How the church will help the people to live through this period is imperative in order to help many from losing more than their job during the season ahead.
A people without hope could also lose their faith and forgo serving God in the period of hardship, this I believe the church wouldn’t want to happen.
Lastly, the church must change the orientations from building a large cathedral to building people. The period of lockdown has shown that that large spaces we called worship centers are not so important any more than the souls we touched.
The new testament church was in individuals’ houses, the church must consolidate on the practice of conducting online services, house fellowship and group meetings in the quest to expand the kingdom work. Coming together of people at this period must be restricted to very important occasions, while strong cell leaders should be trained and set out to shepherd those new outreach centres to enhance the growth of the church.
Other areas of focus should be how the elderly and the children will be accommodated in this season as they are considered most vulnerable and should be protected against the infections. Special consideration for their spiritual lives must be developed without jeopardising their health and safety.
No physical anointing service should be conducted this season otherwise, individuals should be encouraged to bring their own oil and after praying on it, they could go ahead to anoint themselves, without giving room for sharing or touching from the minister. A similar method should be adopted for administering Holy Communion and other parts of the service that require physical contact.

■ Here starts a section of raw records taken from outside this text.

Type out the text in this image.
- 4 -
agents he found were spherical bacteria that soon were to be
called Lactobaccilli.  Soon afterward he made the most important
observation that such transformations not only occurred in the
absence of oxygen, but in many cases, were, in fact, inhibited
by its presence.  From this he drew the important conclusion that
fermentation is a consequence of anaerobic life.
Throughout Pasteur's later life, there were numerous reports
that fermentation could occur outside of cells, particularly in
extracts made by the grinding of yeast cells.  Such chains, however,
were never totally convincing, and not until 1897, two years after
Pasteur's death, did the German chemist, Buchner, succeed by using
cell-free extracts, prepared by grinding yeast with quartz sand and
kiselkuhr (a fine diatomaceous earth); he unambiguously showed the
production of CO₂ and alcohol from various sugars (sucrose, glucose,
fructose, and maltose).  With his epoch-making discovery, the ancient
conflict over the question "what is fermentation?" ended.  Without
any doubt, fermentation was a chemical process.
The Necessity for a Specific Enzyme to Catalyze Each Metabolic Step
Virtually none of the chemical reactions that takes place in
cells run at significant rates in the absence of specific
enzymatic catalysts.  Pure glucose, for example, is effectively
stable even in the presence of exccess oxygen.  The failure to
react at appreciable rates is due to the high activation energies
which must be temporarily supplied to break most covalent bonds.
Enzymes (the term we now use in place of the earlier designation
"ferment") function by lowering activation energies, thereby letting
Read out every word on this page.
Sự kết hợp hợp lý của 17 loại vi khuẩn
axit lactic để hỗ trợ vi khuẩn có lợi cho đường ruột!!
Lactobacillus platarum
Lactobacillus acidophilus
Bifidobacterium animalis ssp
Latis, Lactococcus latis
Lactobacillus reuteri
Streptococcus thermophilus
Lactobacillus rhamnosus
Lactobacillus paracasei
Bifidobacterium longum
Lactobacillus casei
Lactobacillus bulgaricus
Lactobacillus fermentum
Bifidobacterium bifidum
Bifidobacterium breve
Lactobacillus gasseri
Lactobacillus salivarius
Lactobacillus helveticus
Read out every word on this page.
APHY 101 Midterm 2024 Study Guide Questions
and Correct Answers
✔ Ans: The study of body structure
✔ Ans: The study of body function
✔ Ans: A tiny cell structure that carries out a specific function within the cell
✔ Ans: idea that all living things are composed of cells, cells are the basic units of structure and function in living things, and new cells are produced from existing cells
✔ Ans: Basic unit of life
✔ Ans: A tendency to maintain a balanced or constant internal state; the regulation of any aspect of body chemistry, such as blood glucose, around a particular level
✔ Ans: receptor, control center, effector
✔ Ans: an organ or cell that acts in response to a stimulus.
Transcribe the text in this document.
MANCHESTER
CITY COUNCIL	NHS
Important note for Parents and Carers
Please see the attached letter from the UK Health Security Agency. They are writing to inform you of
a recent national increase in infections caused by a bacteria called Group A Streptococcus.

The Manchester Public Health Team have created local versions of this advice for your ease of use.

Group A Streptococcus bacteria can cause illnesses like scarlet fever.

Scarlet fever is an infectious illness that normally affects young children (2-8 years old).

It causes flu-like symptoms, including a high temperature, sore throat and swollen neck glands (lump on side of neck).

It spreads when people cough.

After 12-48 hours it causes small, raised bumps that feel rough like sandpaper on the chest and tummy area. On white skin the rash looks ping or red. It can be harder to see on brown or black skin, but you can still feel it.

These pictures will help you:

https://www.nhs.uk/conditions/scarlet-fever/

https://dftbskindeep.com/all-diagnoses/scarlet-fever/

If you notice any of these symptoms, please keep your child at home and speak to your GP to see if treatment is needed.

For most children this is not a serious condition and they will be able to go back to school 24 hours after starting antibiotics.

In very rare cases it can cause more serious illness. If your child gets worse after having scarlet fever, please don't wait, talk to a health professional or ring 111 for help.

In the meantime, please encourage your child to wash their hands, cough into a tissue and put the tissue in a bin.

Offering envelope should sparingly be shared or better still the church could ask each worshipper to make provision for their own envelop for offering from home and drop such at designated places with less contact with others or the object of collection.
The choir and instrumentalist should be encouraged to sanitize their equipment properly and measures should be taken to ensure that enough microphones are provided while discouraging sharing of such to avoid contamination and prevent possible spread of the disease.
It is important these and many measures are taking by leaders ahead of time of reopening so that the church will not be the guinea pig for the novel disease. Again, the church needs to prove wrong the naysayers who think the reopening of the church is too early in the day in view of the surging in the numbers of cases of infection.